Extensions to xThreat

stats and snakeoil

2022-02-06

Since Karun Singh’s original introduction, Expected Threat (abbreviated xThreat or xT) has gained an increasing amount of traction and mindshare in the public soccer analytics sphere.

I would attribute this to a few main factors:

An excellent introductory blog post that clearly explains the motivations, mechanisms, and applications of the model
The provision of fitted parameters by Karun Singh (linked in the blog post)
An excellent open-source implementation by the KU Leuven Machine Learning Research Group that can use the fitted parameters

Altogether, this makes it possible for hobbyists and practitioners alike to use xThreat relatively easily when compared with competing models.

Nonetheless, I think there’s a few areas where xThreat could be tweaked and potentially improved, without changing the core idea too much. (This post does assume some familiarity with the xThreat model, so if this is new to you it’s probably worth reading Karun’s introduction.)

I have attempted to credit prior work where relevant; if I’ve missed anything please let me know so I can add any links.

1. Using different pitch divisions…

In general, xThreat implementations divide the pitch into uniform grid, as in this graphic from the socceraction documentation:

A pitch with a 12 by 8 grid overlaid

However, there’s nothing in the xThreat model that mandates this way of dividing up the pitch. Perhaps there are other divisions that could help…

… to better reflect player behaviour

Pitch markings, the laws of the game, and team tactics alter player behaviour around the pitch. The way these factors interact to impact player behaviour is not uniform across the pitch. For example, teams will often set their defensive line just above the penalty area. So should we reconsider splitting the pitch up uniformly in xThreat?

Perhaps the Juego de Posición pitch divisions could be a decent starting point?

More granular divisions in the attacking half of the pitch might be desirable. Which brings us to…

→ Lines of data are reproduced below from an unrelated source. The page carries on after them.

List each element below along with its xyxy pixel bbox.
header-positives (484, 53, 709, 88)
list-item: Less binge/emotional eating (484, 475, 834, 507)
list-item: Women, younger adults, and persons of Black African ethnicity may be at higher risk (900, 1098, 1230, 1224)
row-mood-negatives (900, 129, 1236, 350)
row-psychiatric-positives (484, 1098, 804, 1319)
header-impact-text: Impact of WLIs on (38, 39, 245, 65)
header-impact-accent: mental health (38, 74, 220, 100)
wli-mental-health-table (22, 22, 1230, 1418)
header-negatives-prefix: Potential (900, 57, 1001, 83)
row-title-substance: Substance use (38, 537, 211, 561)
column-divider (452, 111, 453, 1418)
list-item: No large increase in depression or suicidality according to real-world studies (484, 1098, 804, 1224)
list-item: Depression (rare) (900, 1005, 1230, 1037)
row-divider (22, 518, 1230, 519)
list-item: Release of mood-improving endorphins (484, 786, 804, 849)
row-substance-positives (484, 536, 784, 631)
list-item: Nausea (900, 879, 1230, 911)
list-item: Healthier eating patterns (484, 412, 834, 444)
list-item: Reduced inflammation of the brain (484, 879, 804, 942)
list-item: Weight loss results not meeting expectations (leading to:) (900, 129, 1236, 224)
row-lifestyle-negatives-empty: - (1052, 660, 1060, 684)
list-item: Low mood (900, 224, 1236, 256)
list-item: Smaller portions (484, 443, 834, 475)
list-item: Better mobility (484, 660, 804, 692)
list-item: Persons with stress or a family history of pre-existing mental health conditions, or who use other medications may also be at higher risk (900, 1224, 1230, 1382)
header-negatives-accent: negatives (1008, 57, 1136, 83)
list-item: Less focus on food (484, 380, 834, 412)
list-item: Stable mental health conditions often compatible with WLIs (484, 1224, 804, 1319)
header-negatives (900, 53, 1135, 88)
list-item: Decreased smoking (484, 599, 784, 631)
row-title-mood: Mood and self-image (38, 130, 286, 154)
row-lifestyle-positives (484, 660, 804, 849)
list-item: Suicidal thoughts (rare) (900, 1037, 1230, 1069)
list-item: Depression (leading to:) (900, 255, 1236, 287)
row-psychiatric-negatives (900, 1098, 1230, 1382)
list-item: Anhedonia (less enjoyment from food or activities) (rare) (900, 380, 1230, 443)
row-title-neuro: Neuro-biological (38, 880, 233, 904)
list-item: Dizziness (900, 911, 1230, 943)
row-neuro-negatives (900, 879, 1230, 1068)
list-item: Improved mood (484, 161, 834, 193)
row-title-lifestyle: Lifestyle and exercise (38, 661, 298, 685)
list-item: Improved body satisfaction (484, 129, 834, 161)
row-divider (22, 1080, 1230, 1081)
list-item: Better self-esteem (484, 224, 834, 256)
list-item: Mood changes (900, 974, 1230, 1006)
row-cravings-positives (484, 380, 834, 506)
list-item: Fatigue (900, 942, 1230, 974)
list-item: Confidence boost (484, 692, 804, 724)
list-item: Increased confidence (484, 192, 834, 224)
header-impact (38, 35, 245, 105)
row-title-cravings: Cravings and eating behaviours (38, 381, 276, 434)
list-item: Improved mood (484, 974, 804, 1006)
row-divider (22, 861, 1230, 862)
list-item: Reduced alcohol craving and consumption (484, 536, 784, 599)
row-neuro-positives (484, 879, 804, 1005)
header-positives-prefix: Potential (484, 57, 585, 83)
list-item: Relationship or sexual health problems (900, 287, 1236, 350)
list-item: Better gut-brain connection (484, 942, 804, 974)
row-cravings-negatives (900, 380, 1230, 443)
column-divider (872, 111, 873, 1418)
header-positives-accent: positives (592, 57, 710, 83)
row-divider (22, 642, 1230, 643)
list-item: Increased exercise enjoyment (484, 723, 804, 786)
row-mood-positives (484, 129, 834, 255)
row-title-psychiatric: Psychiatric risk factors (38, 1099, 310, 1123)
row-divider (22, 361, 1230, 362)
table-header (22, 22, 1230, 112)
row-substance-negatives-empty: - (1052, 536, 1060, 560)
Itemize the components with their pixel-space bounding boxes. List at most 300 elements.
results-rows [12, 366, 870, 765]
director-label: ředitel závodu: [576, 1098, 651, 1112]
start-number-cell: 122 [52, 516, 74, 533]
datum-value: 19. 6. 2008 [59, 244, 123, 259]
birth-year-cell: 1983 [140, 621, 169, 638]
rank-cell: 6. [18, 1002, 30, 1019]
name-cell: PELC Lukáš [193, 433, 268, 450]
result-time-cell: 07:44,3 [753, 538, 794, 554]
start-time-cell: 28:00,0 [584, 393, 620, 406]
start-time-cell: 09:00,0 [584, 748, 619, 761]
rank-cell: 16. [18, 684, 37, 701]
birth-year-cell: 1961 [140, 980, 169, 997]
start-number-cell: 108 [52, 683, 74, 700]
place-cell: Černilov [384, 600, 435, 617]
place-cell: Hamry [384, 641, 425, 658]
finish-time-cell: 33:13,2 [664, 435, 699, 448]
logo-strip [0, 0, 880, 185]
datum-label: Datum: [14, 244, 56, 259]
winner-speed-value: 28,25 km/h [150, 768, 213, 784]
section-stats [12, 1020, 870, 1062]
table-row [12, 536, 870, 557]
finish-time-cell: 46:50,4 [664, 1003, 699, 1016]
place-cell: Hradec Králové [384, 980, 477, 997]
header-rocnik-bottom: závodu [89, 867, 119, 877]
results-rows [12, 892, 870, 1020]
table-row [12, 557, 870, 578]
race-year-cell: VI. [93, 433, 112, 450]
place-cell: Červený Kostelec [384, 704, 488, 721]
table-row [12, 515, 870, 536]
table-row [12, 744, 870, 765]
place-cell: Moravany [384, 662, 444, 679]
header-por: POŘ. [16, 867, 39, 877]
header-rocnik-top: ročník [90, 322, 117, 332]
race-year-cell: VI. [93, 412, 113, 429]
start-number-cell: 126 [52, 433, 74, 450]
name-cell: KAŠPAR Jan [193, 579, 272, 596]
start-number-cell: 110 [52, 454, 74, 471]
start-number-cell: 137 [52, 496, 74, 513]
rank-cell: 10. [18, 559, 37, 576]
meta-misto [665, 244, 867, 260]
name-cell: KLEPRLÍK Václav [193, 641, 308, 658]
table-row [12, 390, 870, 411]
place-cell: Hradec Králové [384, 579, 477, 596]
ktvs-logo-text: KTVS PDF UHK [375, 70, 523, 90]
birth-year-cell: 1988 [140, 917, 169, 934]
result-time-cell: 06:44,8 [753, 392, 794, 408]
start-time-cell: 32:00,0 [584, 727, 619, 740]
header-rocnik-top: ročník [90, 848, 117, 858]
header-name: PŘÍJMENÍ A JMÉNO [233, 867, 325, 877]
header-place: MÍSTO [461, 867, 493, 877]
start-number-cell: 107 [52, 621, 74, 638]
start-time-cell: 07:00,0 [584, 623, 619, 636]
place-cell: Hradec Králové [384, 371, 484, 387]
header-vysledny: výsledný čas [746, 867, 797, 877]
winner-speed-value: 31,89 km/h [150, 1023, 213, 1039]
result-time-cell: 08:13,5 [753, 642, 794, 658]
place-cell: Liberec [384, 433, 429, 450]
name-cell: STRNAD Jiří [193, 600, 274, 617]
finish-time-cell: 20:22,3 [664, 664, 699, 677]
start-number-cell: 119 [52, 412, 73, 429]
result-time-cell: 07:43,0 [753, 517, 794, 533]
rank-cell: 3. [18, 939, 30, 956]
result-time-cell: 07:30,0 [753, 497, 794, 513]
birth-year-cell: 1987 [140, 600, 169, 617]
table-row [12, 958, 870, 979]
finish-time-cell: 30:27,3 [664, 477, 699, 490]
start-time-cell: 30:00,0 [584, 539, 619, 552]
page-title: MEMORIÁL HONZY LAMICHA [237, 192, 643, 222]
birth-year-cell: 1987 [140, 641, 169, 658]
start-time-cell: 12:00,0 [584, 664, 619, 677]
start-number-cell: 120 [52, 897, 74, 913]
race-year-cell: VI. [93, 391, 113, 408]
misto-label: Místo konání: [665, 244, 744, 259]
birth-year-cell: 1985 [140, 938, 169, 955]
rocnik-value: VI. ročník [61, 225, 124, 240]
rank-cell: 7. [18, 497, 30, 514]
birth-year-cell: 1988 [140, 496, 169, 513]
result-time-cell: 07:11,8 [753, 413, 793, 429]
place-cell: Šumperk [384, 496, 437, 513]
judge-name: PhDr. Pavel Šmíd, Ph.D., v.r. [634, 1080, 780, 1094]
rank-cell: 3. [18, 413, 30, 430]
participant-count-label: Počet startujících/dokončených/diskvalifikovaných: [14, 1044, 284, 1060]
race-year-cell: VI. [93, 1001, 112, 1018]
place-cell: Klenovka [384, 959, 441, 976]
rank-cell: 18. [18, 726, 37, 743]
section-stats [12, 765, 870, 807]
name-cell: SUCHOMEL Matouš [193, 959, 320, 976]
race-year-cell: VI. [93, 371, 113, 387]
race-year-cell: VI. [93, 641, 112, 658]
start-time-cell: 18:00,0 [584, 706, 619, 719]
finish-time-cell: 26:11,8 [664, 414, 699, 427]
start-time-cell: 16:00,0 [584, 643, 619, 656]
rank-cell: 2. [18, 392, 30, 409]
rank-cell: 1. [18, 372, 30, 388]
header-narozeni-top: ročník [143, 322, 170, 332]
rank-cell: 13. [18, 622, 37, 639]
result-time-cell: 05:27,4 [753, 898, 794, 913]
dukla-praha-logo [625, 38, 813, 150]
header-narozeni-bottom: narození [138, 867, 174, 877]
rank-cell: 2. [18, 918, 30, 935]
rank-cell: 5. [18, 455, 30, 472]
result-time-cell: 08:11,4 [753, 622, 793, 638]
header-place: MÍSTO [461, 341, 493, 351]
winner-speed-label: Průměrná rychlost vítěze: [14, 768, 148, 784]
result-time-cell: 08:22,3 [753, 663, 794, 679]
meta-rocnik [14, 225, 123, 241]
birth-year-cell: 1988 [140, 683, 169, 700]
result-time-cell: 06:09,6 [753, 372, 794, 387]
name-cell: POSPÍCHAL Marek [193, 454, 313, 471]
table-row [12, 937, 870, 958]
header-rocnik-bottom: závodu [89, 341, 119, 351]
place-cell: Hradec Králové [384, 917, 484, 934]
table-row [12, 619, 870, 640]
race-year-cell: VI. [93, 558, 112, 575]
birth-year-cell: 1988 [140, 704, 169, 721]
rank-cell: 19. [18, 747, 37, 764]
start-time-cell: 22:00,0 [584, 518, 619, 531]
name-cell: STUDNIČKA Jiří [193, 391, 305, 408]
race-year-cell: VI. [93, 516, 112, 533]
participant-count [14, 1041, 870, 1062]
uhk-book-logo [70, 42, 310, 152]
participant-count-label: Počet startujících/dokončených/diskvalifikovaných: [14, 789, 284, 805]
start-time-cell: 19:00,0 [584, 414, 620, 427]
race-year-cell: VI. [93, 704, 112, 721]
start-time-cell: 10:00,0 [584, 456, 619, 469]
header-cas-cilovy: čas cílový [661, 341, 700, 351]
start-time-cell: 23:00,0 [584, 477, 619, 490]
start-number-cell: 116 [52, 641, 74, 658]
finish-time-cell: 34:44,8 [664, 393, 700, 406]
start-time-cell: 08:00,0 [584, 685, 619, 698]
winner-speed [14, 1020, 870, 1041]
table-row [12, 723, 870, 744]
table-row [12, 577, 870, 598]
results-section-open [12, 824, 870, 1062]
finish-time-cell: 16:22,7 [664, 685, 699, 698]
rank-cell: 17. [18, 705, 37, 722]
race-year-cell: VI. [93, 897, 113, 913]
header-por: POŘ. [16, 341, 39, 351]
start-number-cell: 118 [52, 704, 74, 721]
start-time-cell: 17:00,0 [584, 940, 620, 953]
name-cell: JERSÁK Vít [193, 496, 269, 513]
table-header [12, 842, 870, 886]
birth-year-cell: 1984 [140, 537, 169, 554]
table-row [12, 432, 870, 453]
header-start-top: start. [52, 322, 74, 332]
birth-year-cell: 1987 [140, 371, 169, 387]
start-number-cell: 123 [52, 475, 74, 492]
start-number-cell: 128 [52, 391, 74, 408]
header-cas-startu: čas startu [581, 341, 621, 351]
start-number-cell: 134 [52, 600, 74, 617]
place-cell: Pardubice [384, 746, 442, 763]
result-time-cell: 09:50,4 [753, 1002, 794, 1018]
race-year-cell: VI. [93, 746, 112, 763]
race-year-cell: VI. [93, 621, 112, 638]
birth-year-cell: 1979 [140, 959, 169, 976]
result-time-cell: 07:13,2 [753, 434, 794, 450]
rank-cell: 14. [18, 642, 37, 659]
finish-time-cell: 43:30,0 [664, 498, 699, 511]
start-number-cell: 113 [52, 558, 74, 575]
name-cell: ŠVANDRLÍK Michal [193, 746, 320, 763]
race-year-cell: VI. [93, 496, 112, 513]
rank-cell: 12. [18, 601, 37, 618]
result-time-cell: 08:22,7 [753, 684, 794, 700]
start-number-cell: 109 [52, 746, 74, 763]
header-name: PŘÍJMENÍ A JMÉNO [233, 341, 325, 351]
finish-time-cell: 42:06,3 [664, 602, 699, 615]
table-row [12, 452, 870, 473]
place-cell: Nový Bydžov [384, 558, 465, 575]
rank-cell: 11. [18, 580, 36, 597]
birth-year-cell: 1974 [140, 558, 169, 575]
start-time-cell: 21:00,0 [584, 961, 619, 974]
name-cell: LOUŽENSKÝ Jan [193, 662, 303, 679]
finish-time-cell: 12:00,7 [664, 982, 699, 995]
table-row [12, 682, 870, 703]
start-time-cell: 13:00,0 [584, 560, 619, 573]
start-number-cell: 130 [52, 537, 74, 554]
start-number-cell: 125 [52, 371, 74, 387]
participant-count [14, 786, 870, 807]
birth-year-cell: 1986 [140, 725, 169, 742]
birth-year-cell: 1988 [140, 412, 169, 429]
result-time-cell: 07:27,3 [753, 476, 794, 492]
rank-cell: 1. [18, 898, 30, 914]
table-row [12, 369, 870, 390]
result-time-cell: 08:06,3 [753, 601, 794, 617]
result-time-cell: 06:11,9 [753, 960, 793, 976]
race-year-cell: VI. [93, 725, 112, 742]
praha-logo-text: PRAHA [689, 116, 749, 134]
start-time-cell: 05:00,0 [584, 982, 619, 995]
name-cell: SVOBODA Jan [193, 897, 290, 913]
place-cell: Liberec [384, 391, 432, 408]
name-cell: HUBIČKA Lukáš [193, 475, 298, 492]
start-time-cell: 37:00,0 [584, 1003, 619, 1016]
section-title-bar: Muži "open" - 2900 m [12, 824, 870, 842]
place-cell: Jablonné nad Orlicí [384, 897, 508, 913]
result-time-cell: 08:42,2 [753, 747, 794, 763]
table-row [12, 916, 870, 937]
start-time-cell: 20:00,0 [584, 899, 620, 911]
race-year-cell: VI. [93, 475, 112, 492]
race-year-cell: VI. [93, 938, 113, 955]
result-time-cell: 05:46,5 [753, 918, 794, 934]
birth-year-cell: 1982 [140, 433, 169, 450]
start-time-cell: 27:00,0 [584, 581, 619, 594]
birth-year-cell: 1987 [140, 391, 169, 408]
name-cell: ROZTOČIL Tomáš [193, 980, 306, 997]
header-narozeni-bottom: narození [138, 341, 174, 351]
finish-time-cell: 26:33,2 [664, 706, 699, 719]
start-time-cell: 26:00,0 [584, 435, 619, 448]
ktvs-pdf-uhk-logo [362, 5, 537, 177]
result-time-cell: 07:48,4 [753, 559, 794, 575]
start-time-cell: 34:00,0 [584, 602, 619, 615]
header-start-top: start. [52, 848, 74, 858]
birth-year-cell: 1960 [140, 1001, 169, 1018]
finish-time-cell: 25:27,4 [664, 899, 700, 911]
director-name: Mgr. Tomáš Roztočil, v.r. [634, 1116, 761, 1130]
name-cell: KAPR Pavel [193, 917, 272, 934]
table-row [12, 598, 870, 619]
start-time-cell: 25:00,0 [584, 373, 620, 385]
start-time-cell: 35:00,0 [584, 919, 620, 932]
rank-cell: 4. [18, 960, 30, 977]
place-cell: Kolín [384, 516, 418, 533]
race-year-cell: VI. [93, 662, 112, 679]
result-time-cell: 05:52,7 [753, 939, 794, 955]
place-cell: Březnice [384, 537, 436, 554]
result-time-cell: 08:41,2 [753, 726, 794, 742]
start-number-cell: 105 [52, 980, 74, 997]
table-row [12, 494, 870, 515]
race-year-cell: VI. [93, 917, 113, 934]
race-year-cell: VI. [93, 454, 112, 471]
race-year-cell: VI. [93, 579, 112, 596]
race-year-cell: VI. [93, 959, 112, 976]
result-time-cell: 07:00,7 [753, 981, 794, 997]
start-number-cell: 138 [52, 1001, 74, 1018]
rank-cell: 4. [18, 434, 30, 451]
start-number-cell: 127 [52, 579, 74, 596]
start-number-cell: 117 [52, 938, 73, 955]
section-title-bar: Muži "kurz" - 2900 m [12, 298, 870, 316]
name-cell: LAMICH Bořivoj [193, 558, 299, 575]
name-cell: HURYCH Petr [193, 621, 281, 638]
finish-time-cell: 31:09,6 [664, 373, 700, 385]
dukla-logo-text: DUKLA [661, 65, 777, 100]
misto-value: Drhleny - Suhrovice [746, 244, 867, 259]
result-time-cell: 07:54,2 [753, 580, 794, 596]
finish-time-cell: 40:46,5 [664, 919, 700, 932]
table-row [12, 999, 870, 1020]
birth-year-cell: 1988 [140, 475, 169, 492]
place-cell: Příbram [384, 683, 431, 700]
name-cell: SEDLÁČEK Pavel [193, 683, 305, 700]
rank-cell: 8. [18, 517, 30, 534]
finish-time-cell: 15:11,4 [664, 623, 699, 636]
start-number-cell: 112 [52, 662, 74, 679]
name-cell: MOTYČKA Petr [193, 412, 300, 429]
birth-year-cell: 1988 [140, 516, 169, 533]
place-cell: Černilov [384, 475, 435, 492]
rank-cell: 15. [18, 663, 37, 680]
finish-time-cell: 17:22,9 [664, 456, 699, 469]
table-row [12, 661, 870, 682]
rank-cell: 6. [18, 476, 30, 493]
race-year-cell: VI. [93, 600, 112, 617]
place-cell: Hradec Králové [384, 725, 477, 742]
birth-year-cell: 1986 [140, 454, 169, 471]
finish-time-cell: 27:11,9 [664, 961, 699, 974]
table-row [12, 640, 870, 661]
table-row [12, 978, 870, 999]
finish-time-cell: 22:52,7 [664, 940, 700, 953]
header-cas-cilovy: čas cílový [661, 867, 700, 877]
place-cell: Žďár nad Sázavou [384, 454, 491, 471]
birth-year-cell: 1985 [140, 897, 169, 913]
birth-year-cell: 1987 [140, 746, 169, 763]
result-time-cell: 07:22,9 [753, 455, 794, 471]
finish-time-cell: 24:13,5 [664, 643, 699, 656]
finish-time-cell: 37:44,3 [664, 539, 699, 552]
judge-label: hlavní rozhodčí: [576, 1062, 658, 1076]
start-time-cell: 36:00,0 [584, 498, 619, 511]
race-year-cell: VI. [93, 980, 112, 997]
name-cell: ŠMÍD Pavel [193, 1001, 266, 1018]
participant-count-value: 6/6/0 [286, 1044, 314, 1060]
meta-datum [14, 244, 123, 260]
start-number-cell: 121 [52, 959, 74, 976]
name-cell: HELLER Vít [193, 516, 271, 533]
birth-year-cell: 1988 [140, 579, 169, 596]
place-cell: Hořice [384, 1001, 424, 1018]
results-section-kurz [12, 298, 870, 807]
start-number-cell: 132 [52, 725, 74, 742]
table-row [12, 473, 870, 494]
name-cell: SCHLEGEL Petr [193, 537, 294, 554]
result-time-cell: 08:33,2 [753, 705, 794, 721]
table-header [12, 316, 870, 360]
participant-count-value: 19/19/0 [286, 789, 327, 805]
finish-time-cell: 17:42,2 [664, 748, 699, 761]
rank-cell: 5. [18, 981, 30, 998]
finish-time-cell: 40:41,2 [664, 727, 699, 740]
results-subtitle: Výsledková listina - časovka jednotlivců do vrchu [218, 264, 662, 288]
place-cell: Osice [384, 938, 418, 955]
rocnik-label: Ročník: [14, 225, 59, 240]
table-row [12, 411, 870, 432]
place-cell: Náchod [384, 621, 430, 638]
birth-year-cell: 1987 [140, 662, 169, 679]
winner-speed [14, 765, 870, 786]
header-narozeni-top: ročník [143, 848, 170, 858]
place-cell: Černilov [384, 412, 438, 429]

… to increase the resolution of xT estimates

xThreat includes a simple xG model, whereby the probability of scoring from a given zone is estimated. xThreat uses the embedded xG model to propagate value estimates to all zones on the pitch.

Therefore, the precision of the xThreat estimates depends on the precision of the xG model.

In the 12 by 8 pitch division, the zones in the attacking penalty area encompass a large range of different xG values. Getting a shot to the penalty spot tends to be much more valuable than getting one to just outside the box, but uniform pitch bins in xThreat treat these shots the same.

In general, we want to define the pitch zones such that the events within each zone are as similar to one another as possible. Can we increase the precision of the xT model by decreasing the number of bins within high-value areas?

Maybe something like… this?

Granted, this is not the prettiest way to divide the pitch. But it would divide the area where most high value shots come from more equitably than uniform binning.

2. Use an xG model

As mentioned, xThreat embeds a simple xG model within it. But, we already have quite sophisticated xG models that work well. So why not use an existing xG model to assign the initial value of shots from a given zone?

There’s a few ways one could incorporate the information from xG models, but the simplest would be to take the average shot xG within a given location as the value of a given shot.

3. Introduce turnover states

The basic xThreat model estimates the probability of moving or shooting from each zone on the pitch. However, we could add an additional set of turnover states. In other words, we also estimate the chance of giving the ball to the opposition in each of the pitch zones.

This allows us to calculate xT for and against. The xThreat against (xRisk?) at a given location would be the probability of turning over the ball multiplied by the xThreat from that zone, for each pitch zone.

Having xThreat values for and against would bring xT closer to possession value models like OBV, VAEP, and G+.

Rob Hickman introduced the idea of incorporating opposition threat to xThreat in his 2019 talk, “Considering Defensive Risk in Expected Threat Models”.

Taking each of these ideas to their logical conclusions ultimately leads towards more sophisticated possession-value models like VAEP, G+, or OBV. However, these models are significantly more complex and are more difficult to develop and maintain than Expected Threat.

Small tweaks like the ones listed above may be able to improve xThreat while keeping the model complexity manageable, and keeping the benefits of all the public work that has gone into xThreat so far.